TARGET_SAMPLING_RATE = 16000

N_MFCC = 13
N_TIME_MFCC = 30



## Preprocessing:

In [None]:
def preprocess_audio(input_path, output_path, target_sampling_rate = TARGET_SAMPLING_RATE):
    # Load the audio file
    audio, sampling_rate = librosa.load(input_path, sr = target_sampling_rate)

    # Noise reduction
    reduced_noise_audio = nr.reduce_noise(y=audio, sr = sampling_rate)

    # Silence removal
    non_silent_audio, _ = librosa.effects.trim(audio)

    # Normalize the audio to a standard volume level
    normalized_audio = librosa.util.normalize(non_silent_audio)
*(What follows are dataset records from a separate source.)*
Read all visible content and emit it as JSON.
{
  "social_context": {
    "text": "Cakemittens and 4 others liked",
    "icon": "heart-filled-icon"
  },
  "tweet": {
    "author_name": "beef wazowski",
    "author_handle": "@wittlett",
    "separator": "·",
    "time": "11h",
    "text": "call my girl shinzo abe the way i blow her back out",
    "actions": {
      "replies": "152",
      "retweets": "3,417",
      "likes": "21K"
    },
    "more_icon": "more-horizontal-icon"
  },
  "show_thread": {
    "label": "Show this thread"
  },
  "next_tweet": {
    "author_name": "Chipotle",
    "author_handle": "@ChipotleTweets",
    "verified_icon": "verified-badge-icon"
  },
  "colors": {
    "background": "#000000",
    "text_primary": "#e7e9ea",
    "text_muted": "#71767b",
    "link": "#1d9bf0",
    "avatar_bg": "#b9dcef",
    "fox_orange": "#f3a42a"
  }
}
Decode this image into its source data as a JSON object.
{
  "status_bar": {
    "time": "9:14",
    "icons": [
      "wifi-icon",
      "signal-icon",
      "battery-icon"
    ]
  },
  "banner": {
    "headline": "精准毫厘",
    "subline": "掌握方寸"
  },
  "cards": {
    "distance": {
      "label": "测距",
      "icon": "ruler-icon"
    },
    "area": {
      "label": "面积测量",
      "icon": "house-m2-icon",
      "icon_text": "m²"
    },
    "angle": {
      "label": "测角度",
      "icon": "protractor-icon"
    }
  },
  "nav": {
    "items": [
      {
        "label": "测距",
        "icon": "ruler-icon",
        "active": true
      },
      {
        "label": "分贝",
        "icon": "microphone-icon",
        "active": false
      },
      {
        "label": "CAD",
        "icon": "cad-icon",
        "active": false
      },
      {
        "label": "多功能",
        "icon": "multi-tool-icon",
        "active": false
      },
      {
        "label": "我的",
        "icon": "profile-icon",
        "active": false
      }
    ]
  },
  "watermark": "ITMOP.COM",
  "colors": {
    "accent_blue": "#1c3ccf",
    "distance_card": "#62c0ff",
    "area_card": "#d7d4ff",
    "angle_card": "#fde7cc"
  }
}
    # Save the processed audio file
    sf.write(output_path, normalized_audio, target_sampling_rate)

In [None]:
def preprocess_all_audio(input_folder, output_folder):
    if not os.path.exists(output_folder):
        os.makedirs(output_folder)

    for file_name in os.listdir(input_folder):
        if file_name.endswith('.wav'):
            file_path = os.path.join(input_folder, file_name)
            output_path = os.path.join(output_folder, file_name)
            preprocess_audio(file_path, output_path)
            #print(f"Processed {file_name}")

In [None]:
preprocess_all_audio(initial_recordings, preprocessed_recordings)

## Feature Extraction

### Extract MFCC

In [None]:
def pad_mfcc(mfcc_feature, n_time_mfcc = N_TIME_MFCC):
    temp = np.tile(mfcc_feature, (1 ,int(np.ceil(n_time_mfcc / mfcc_feature.shape[1])) ))
    padded_mfcc_features= temp[:,:n_time_mfcc]
    return padded_mfcc_features

In [None]:
def extract_mfcc(file_path, target_sampling_rate = TARGET_SAMPLING_RATE, n_mfcc = N_MFCC, n_time_mfcc = N_TIME_MFCC):
    audio, _ = librosa.load(file_path)
    mfcc_feature = librosa.feature.mfcc(y = audio, sr = target_sampling_rate, n_mfcc = n_mfcc)
    mfcc_feature = pad_mfcc(mfcc_feature, n_time_mfcc)
    return mfcc_feature

In [None]:
def extract_features_for_all_files(recordings_folder, mfcc_folder):
    if not os.path.exists(mfcc_folder):
        os.makedirs(mfcc_folder)

    for file_name in os.listdir(recordings_folder):
        if file_name.endswith('.wav'):
            file_path = os.path.join(recordings_folder, file_name)
            mfcc_feature = extract_mfcc(file_path)
            # Save mfcc_feature as file
            output_file_path = os.path.join(mfcc_folder, file_name.replace('.wav', '.npy'))
            np.save(output_file_path, mfcc_feature)
            print(f"MFCC features extracted and saved for {file_name} , shape = {mfcc_feature.shape}")

In [None]:
input_folder = 'preprocessed_recordings'
output_folder = 'mfcc_features'
extract_features_for_all_files(preprocess_all_audio, output_folder)

### Heat Map:

In [None]:
def plot_mfcc_heatmaps(mfcc_dict):
    for file_name, mfcc in mfcc_dict.items():
        plt.figure(figsize=(15, 4))
        plt.title(f'MFCC Heatmap for {file_name}')
        librosa.display.specshow(mfcc, x_axis='time')
        plt.yticks(range(0, 13))
        plt.ylabel('MFCC')
        plt.colorbar(format='%+2.0f dB')
        plt.tight_layout()
        plt.show()

In [None]:
mfcc_folder = 'mfcc_features'
index_of_interest = 0

files_with_index_0 = [f for f in os.listdir(mfcc_folder) if f.endswith('.npy') and f.split('_')[-1].replace('.npy', '') == str(index_of_interest)]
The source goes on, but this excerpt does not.